The Black Thread: Depression and Recovery from Depression
A new beginning: Getting Quiet Again; Recovering from Another Fall Into Darkness
Depression has played a part in my life since my parents got a divorce when I was a kid between the ages of 5 and 8. It took forever and it was a vicious battle. My dad was convinced my mom was the devil and the cause of all of his issues. The problem was, he was an alcoholic. It was during those first years of family feud that I began to hear dark thoughts, feel less fortunate or smart than my friends, and dipped below the normal state of sad, or distant, into something called depression.
As an adult I still deal with depression on a regular basis. It’s a bit like alcoholism. I am constantly on alert for my warning signs. And in the past I have gone on and off medications that help me not drop through the ground floor and completely disappear into the dirt of despair. Depression feels like the rapid onset of a flu virus. When I’m hitting a downward trend, it feels like there is little or nothing I can do to stop, or even slow, the death spiral. Occasionally, my black days have bled into black weeks and months. And there were even moments, dark nights of the soul, that made me contemplate living, or more clearly, not living any more.

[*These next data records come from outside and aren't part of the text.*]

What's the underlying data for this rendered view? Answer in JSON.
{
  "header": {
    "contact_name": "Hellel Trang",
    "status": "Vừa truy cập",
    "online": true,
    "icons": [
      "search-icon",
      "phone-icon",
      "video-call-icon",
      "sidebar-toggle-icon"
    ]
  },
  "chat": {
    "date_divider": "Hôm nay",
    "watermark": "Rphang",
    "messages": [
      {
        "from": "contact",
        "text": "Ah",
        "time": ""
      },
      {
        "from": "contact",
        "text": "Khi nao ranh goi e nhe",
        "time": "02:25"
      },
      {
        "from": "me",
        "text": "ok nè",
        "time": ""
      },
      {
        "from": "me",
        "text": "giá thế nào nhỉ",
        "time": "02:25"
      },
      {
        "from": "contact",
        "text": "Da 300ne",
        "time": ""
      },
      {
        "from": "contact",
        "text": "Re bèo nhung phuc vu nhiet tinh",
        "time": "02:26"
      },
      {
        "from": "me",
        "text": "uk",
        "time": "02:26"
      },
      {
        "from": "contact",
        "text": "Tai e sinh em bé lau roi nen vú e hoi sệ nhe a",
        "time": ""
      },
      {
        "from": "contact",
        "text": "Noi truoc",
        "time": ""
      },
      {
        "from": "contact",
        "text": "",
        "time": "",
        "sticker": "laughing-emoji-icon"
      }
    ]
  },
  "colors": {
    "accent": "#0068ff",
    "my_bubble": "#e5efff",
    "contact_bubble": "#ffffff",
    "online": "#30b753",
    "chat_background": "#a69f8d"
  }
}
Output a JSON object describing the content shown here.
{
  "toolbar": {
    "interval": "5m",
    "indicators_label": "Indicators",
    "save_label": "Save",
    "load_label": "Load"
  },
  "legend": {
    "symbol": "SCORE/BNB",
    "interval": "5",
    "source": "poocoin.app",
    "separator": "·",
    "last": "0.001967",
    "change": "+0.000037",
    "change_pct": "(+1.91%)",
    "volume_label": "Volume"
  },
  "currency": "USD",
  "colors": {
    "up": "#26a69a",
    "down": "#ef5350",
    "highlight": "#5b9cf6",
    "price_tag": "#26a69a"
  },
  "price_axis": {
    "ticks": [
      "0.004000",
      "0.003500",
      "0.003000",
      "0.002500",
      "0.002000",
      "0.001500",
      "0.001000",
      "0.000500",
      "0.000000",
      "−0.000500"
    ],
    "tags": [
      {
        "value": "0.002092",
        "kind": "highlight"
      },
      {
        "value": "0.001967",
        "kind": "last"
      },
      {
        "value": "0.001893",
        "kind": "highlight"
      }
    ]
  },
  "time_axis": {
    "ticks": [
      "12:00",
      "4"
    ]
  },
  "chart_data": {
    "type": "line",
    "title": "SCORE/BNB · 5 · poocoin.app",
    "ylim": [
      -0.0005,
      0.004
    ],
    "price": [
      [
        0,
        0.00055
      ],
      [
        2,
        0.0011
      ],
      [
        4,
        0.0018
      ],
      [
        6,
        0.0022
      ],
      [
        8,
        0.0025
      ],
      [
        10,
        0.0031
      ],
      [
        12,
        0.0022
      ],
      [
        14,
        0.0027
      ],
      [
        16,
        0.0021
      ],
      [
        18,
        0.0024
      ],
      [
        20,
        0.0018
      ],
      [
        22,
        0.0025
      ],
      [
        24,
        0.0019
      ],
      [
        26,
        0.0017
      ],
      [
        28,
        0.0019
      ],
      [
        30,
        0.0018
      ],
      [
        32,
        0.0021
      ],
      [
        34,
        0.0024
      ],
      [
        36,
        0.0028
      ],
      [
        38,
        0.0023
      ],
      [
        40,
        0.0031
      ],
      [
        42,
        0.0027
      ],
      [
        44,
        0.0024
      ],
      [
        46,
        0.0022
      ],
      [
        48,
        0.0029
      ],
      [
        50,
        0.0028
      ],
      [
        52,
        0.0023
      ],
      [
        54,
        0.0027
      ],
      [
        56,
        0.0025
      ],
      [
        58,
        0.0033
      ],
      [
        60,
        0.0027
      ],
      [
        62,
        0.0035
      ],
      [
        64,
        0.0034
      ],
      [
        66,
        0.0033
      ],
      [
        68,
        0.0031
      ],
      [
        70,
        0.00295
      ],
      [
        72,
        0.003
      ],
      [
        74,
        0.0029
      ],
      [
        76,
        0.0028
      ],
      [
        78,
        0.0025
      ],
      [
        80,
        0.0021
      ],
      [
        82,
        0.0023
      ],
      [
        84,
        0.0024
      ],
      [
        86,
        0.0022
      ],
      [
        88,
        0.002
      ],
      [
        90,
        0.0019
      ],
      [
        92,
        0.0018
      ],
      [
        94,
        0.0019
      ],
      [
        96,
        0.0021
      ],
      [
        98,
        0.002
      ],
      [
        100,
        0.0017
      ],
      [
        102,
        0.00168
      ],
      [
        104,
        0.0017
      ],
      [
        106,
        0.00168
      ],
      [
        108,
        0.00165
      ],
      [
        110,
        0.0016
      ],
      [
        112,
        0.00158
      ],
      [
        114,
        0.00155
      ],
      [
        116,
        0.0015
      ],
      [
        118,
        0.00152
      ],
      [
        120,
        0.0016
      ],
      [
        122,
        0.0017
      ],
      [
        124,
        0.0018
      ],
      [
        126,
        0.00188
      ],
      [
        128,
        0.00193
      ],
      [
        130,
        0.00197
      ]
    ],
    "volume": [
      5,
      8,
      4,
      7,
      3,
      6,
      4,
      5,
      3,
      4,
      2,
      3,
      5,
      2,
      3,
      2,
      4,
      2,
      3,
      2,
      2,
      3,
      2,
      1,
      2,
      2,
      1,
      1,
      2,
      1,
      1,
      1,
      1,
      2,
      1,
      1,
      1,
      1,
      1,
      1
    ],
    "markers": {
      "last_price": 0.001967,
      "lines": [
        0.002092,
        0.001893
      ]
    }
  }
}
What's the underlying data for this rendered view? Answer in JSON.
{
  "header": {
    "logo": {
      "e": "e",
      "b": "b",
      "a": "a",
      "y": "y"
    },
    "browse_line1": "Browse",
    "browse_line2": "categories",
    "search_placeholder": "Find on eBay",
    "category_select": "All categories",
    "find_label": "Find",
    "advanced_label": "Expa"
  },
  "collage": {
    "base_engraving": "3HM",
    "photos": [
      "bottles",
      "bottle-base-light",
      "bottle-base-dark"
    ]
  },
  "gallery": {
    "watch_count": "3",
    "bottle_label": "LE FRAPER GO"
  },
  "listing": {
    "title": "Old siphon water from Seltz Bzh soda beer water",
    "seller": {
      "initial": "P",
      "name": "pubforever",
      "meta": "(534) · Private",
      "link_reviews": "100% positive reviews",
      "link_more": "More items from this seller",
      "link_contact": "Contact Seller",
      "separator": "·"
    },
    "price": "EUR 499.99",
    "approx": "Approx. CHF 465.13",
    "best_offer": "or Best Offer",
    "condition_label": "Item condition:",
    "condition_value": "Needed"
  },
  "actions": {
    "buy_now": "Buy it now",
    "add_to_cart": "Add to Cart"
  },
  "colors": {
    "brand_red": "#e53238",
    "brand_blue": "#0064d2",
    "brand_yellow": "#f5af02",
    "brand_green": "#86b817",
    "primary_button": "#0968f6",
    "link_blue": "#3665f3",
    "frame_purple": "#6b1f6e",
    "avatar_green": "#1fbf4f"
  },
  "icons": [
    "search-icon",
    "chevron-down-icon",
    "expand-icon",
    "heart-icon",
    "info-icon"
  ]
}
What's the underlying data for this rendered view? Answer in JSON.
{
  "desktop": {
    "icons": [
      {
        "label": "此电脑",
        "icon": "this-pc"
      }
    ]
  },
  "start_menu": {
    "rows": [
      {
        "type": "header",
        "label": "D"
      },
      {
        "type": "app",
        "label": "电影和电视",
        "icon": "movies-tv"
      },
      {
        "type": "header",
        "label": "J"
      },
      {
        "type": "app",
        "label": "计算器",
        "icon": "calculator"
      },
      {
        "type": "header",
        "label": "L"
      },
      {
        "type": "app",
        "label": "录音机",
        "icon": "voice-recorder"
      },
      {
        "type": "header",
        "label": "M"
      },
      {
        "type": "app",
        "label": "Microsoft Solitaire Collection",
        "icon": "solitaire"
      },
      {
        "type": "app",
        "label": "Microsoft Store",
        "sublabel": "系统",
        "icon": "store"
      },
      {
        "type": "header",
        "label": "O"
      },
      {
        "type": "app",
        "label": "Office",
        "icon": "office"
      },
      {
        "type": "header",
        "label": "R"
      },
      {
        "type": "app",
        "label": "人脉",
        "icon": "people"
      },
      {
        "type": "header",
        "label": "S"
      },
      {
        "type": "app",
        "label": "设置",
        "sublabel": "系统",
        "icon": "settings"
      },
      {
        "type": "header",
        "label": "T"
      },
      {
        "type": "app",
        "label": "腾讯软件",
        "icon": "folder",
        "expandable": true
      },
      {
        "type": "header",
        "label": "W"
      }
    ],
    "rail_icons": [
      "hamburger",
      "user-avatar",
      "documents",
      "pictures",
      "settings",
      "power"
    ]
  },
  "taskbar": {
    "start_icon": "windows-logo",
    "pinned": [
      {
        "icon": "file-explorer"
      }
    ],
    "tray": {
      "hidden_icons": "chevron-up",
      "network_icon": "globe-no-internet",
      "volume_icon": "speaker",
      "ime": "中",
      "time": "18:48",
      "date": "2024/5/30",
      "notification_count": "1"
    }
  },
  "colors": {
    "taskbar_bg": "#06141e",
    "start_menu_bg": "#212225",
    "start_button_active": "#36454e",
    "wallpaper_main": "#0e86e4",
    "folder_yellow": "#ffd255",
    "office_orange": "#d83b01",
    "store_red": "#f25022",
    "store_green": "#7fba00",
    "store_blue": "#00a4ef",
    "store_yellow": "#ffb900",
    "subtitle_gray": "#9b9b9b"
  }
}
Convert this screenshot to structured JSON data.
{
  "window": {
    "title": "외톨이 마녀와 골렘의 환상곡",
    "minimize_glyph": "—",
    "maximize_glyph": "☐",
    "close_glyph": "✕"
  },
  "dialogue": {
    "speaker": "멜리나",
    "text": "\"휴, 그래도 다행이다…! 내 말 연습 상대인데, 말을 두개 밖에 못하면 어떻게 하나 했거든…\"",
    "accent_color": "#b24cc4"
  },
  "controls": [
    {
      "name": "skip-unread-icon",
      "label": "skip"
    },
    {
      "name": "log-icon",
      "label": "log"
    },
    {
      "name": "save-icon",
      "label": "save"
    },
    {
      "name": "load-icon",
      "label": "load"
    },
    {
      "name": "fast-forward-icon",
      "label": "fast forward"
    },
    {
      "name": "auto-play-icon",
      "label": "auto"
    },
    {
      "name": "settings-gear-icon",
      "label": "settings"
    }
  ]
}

I never acted out on any of my suicidal ruminations. I never had a “plan.” Depression wisdom says, “If you have a plan, call for help immediately.”
These posts are my own black thread. A dark and painful line of connection that will have tendrils in my life as long as I live. Once touched by depression, once experienced in depression, you can’t ever really escape the idea of depression. It could always come back. Some event, some overwhelming sadness triggered by a loss, could once again strip my enthusiasm for life. I work every day to keep this from happening. But I am no longer afraid that it will kill me. I am no longer afraid of my own depressive tendencies.
I wouldn’t say I’ve befriended my depression, but I would say I have learned to belittle it. When my mind goes south I try and recognize the insanity of my thinking and reach out for help. I have a close family who can support me by staying close, even when I’d rather crawl in bed and stay there. I have two wonderful care team members (a talky doc and a meds doc) who are in the loop, more so when I’m in a dark patch. And I’ve got my own sense of humor and self-love that soothes me, even when I’m down. My self-regulating mantra goes something like this.
“Wow, my thinking is really fucked up. I need to not pay so much attention to those dark thoughts. I need to check in with my family and team about how I am feeling. I also need to make sure I’m attending to the basics of healthy living.
- Eating well.
- Getting plenty of sleep.
- Trying to exercise even when I don’t feel like it.
- Laughing at anything and everything I can, including my wild ideas, and clearly fantastically fatalistic thinking.
Get help. Get outside. And find someone to talk to. Here are the posts of my Black Thread. Let me know if I can help.
DEPRESSION – When You Point the Anger at Yourself
- Admitting My Depression Publicly
- Getting Too Close to the Sun
- The Unbearable Weight of Things
- With the Time I Have Left: Keep Climbing the Hill
- Little Ghosts Still Flutter My Heart
- Getting Quiet Again; Recovering from Another Fall Into Darkness
- Confronting God Alone, After Divorce
- Am I Back? What’s New, What’s Changed, What Will I Do Differently?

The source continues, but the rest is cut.